|Ph.D Student||Halevy Shirley|
|Subject||Topics in Property-Testing|
|Department||Department of Computer Science||Supervisor||PROF. Eyal Kushilevitz|
The classical notion of decision problems requires an algorithm to distinguish objects having some property P from those objects which do not have the property. Property testing is a relaxation of decision problems, where algorithms are only required to distinguish objects having the property P from those which are "far" from every such object. We consider the problem of distribution-free property-testing of functions. In this setting of property testing, the distance between functions is measured with respect to a fixed but unknown distribution D on the domain, and the testing algorithms have an oracle access to random samples from the domain according to this distribution D. This notion of distribution-free testing was previously defined, but no such algorithms were known for any (non-trivial) property prior to our work. We present the first such distribution-free algorithms for some of the central problems in this field, such as:
· A distribution-free testing algorithm for low-degree multivariate polynomials.
· A distribution-free monotonicity testing algorithm for functions defined over the low-dimensional hypercube with query complexity similar to the one achieved in the uniform setting. On the other hand, we prove an exponential gap between the query complexity required for uniform and distribution-free monotonicity testing in the high-dimensional case.

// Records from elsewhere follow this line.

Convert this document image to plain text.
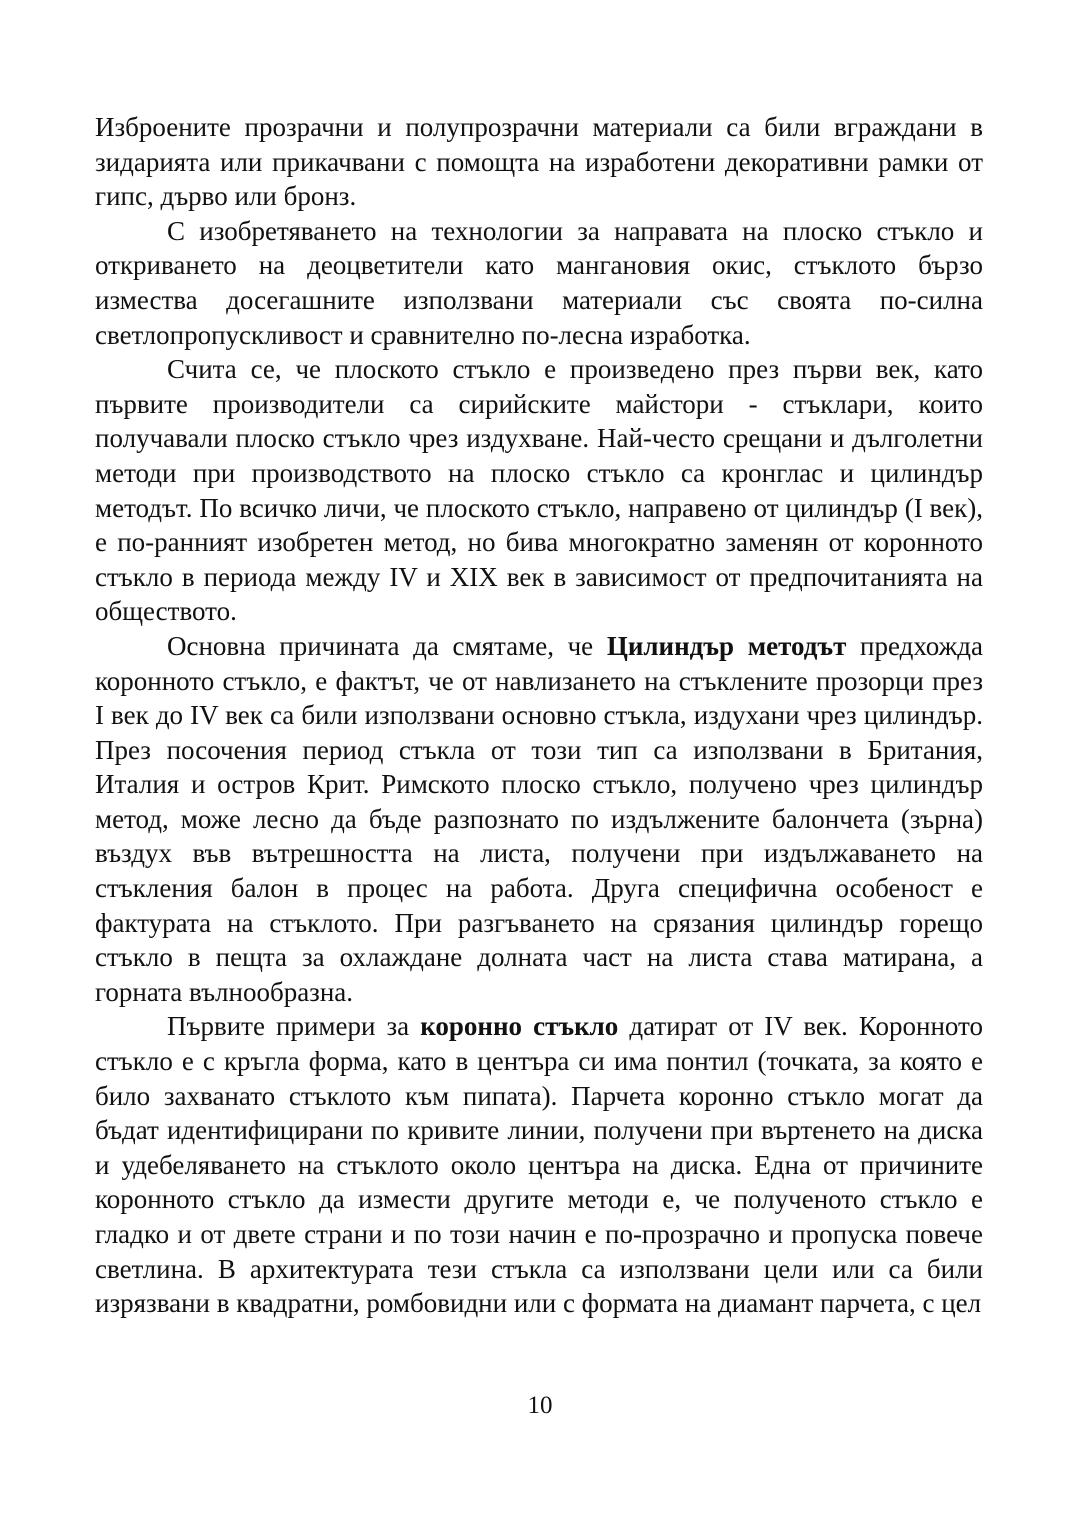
Изброените прозрачни и полупрозрачни материали са били вграждани в зидарията или прикачвани с помощта на изработени декоративни рамки от гипс, дърво или бронз.

С изобретяването на технологии за направата на плоско стъкло и откриването на деоцветители като мангановия окис, стъклото бързо измества досегашните използвани материали със своята по-силна светлопропускливост и сравнително по-лесна изработка.

Счита се, че плоското стъкло е произведено през първи век, като първите производители са сирийските майстори - стъклари, които получавали плоско стъкло чрез издухване. Най-често срещани и дълголетни методи при производството на плоско стъкло са кронглас и цилиндър методът. По всичко личи, че плоското стъкло, направено от цилиндър (I век), е по-ранният изобретен метод, но бива многократно заменян от коронното стъкло в периода между IV и XIX век в зависимост от предпочитанията на обществото.

Основна причината да смятаме, че Цилиндър методът предхожда коронното стъкло, е фактът, че от навлизането на стъклените прозорци през I век до IV век са били използвани основно стъкла, издухани чрез цилиндър. През посочения период стъкла от този тип са използвани в Британия, Италия и остров Крит. Римското плоско стъкло, получено чрез цилиндър метод, може лесно да бъде разпознато по издължените балончета (зърна) въздух във вътрешността на листа, получени при издължаването на стъкления балон в процес на работа. Друга специфична особеност е фактурата на стъклото. При разгъването на срязания цилиндър горещо стъкло в пещта за охлаждане долната част на листа става матирана, а горната вълнообразна.

Първите примери за коронно стъкло датират от IV век. Коронното стъкло е с кръгла форма, като в центъра си има понтил (точката, за която е било захванато стъклото към пипата). Парчета коронно стъкло могат да бъдат идентифицирани по кривите линии, получени при въртенето на диска и удебеляването на стъклото около центъра на диска. Една от причините коронното стъкло да измести другите методи е, че полученото стъкло е гладко и от двете страни и по този начин е по-прозрачно и пропуска повече светлина. В архитектурата тези стъкла са използвани цели или са били изрязвани в квадратни, ромбовидни или с формата на диамант парчета, с цел

10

· A distribution-free testing algorithm for connectivity of sparse graphs.
As for the uniform setting, we consider a new testing approach for testing monotonicity of functions defined over graph products (this approach has been used before for limited classes of functions). We show that it can be applied whenever the functions in question are boolean and whenever one of the graphs in the product is the line. We then use our results to improve the best known query complexity for testing monotonicity of functions defined over the hypercube in the low-dimensional case.